Relativity

December 30, 1990|By John R. Lion

IN A WORLD gone largely mad, I deal with the smallest insanities of mind. Patients reveal the microscopic things that bother them, yet are cognizant that worldly issues prevail in vast juxtaposition. This realization in itself produces pain. Thus a man tells me that his daughter served him last at the Thanksgiving day family dinner. He writhes in the chair with the recollection.

''There's a war beginning in the Middle East,'' he laments, ''and here I am upset about not getting a piece of turkey.''

I acknowledge his sense of relativity. The mind has the capacity to see the vast universe or a single atom. It can see both while dismaying over each.

''My daughter hates me,'' he declares as we come down to basics, for it's not turkey we're talking. Hate and love are the recurring issue, an epic polarity never resolved, barely understood. Men and women love and hate one another, repudiate each other's presence, are inextricably dependent. We have come to understand the composition of most matters and can label chromosomes, but love remains an occult force, like gravity. The silent weight is always there.

''I shouldn't be so obsessed with all this,'' a patient tells himself and me. ''I ought to be happy. I have good health and a good job and money in the bank and a loving wife and -- '' The ''ands'' are the problem for this man who was denied a promotion. Love is grafted onto success, and success is etched onto a brass plate affixed onto some door on the 14th floor of power. Compared with the deficits that clang within him, his health and money and family are not enough.
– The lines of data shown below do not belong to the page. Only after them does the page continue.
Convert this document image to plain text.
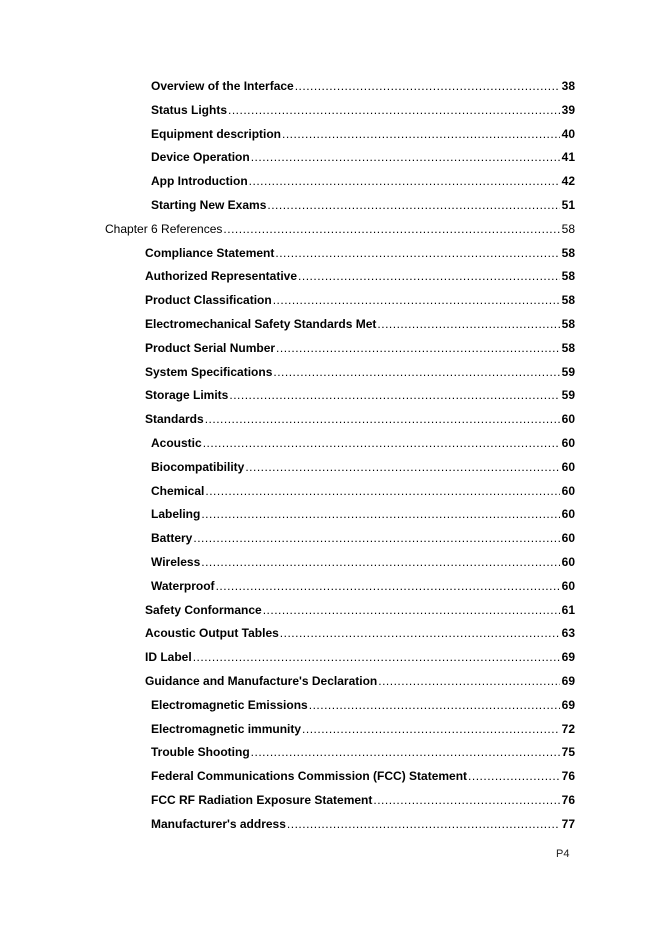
Overview of the Interface .....	38
Status Lights .....	39
Equipment description .....	40
Device Operation .....	41
App Introduction .....	42
Starting New Exams .....	51
Chapter 6 References .....	58
Compliance Statement .....	58
Authorized Representative .....	58
Product Classification .....	58
Electromechanical Safety Standards Met .....	58
Product Serial Number .....	58
System Specifications .....	59
Storage Limits .....	59
Standards .....	60
Acoustic .....	60
Biocompatibility .....	60
Chemical .....	60
Labeling .....	60
Battery .....	60
Wireless .....	60
Waterproof .....	60
Safety Conformance .....	61
Acoustic Output Tables .....	63
ID Label .....	69
Guidance and Manufacture's Declaration .....	69
Electromagnetic Emissions .....	69
Electromagnetic immunity .....	72
Trouble Shooting .....	75
Federal Communications Commission (FCC) Statement .....	76
FCC RF Radiation Exposure Statement .....	76
Manufacturer's address .....	77
P4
The whole galaxy would not be enough.

''It's Christmas time and poor people are starving, and the homicide rate is sky high in the city, and here I am talking about a silly promotion.''

''It clearly bothers you,'' I tell him.

''It haunts me. It shouldn't haunt me. There are more important things in life.''

''It won't help to compare your plight to the S&L crisis,'' I warn. ''That just distracts you from grieving.'' We are in the early stages of therapy and the remark is cryptic to him. I am referring to a large mourning for a love never fully received. Highly successful folks may be driven by machines that run so very close to empty. Praise and money are the rare and costly fuels.

''I bet Saddam Hussein doesn't care what people think about him,'' a patient declares. ''Why do I care so much?''

I have read an article about Mr. Hussein's so-called malignant narcissism written by a State Department psychiatrist who analyzed his speeches. Quite possibly Mr. Hussein does not fret very much at night, but the issue is irrelevant. My patient does, and his frets are painful and real. It does no good to contrast one's ruminations with the larger plights of man, the famines and plagues, the national debt. Each small agony counts, disturbs sleep, saps the organism's strength. A patient is snubbed at a cocktail party, another receives poor service at a restaurant, a third misses a train and fumes at the taxi driver who took the slow route. Each one correctly views the trauma as small and large, silly and serious, frivolous and desperate.

''How is it possible that I can worry over the fate of Israel and still get upset when my son doesn't call me on Sunday?'' a patient asks.

It is possible. The Berlin Wall tumbles, the head of the Soviet Union wins the Nobel Peace Prize, perhaps Saddam Hussein takes Prozac. Anything is possible.

''Little things upset me more that big things,'' someone comments to me. He is talking about his luxury car being dirty and in the next breath bemoans the fate of the schizophrenics in the state hospitals. ''I have so much,'' he says, ''and yet it feels like so little.'' He is aware of a huge paradox. The chronically ill he refers to appear hopeless, yet his despair is suicidal in the face of massive plenty. He yearns for meaning, yet invokes tragedy to bring it about, as if bad luck would bring about contentment by default. Small hangnails and gaping wounds hurt equally in the measureless psyche. There is no logic to it, only the realization that we can cry over spilled milk or lost love, the tears will taste the same.

Dr. Lion practices psychiatry in Baltimore.